Methods:  Prior to, and ~48 hrs following the second dose of COVID-19-based mRNA vaccines, brachial artery flow-mediated dilation (FMD, macrovascular function), reactive hyperemia (microvascular function), and cutaneous intradermal microdialysis coupled with laser Doppler flowmetry (microvascular function) were measured in healthy young adults. For microdialysis, a standard local heating protocol (42⁰C) was utilized, followed by infusion of the Nitric Oxide Synthase inhibitor Nω-Nitro-L-arginine methyl ester hydrochloride (L-NAME, 15mM), and induction of maximum vasodilation (43⁰C+28mM Sodium Nitroprusside). Sites included: control (lactated Ringer’s), ascorbic acid (10 mM), l-arginine (10 mM), and tetrahydrobiopterin (BH4,10 mM). C-reactive protein (CRP), a marker of systemic inflammation, was measured from fasting serum samples at both time points. 

Results:  Vaccination (mRNA-1273, n=3 and BNT162b2, n=6, 5men/4women, 34±2yrs) induced an increase in CRP (pre: 0.2±0.1mg/dL vs. post: 2.1±0.5mg/dL, p=0.008, r-statistic=-0.89), but had no effect on FMD (pre: 3.6±0.9% vs. post: 4.6±1.1%, p=0.43, Cohen’s d=0.28) or reactive hyperemia (pre: 20178±3236 AU vs. post: 28426±4573 AU, p=0.14, Cohen’s d=0.55). There was no association between the change in FMD (r=-0.07, p=0.87) or reactive hyperemia (r=-0.48, p=0.19) and the change in CRP. Vaccination also had no effect on microvascular nitric oxide (NO)-dependent dilation (pre: 77.0±2.5% vs post: 77.3±2.4%, p=0.91, ηp2=0.002), nor was there an effect of microdialysis treatment on NO-dependent dilation (p=0.74, ηp2=0.05). Following vaccination, the difference in NO-dependent dilation relative to control was unaffected by treatment (p=0.25, η2=0.11) with no difference in the effects of BH4 (6.3±4.9%), l-arginine (8.3±5.2%), or ascorbic acid (-2.6±4.2%, all pgt;0.05). The change in NO-dependent dilation at the control site was not related to the change in CRP (r=0.32, p=0.40). 
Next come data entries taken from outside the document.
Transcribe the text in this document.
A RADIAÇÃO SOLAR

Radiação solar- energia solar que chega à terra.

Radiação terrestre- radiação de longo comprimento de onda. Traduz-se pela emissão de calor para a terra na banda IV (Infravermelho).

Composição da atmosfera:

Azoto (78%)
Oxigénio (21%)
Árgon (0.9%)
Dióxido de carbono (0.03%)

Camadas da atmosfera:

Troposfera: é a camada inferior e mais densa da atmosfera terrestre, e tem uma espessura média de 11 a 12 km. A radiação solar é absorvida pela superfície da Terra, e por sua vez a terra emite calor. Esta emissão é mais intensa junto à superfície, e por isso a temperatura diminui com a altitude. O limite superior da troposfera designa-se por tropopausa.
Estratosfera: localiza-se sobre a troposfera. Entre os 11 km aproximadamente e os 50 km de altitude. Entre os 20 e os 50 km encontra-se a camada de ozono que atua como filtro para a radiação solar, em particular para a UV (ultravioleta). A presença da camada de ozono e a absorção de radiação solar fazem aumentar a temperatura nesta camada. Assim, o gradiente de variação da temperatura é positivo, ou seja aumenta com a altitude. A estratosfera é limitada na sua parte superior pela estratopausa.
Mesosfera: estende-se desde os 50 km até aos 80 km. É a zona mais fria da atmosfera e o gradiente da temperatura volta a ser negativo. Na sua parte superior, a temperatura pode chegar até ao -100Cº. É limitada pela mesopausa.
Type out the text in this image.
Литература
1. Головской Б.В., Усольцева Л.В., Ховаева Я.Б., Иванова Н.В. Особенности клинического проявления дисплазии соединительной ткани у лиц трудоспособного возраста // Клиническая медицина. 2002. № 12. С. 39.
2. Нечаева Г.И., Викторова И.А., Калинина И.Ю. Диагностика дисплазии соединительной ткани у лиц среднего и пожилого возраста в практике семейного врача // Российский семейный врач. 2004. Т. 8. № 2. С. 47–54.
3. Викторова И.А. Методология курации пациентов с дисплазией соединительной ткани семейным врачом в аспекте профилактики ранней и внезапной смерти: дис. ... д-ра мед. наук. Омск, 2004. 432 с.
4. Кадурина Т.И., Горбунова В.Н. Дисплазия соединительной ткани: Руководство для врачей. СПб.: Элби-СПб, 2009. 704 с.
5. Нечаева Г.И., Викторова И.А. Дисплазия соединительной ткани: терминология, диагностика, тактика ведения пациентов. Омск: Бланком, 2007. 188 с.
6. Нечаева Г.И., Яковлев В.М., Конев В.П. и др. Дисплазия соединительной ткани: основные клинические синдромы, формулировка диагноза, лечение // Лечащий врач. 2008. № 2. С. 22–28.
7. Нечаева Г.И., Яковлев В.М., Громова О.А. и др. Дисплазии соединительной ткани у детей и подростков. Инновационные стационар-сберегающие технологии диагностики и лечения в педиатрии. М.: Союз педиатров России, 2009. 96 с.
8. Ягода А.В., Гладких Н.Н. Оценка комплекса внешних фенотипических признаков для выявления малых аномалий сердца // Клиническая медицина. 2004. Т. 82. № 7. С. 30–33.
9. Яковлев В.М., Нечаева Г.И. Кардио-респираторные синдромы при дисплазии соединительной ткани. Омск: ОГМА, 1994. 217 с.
Conclusions:  There was a significant inflammatory response to COVID-19-based mRNA vaccines ~48 hrs following the second vaccine dose.  Despite this, macro- and micro-vascular endothelial function and NO-dependent dilation were preserved in healthy adults.

This work was funded in part by the NIH National Heart, Lung, and Blood Institute (R00HL125756).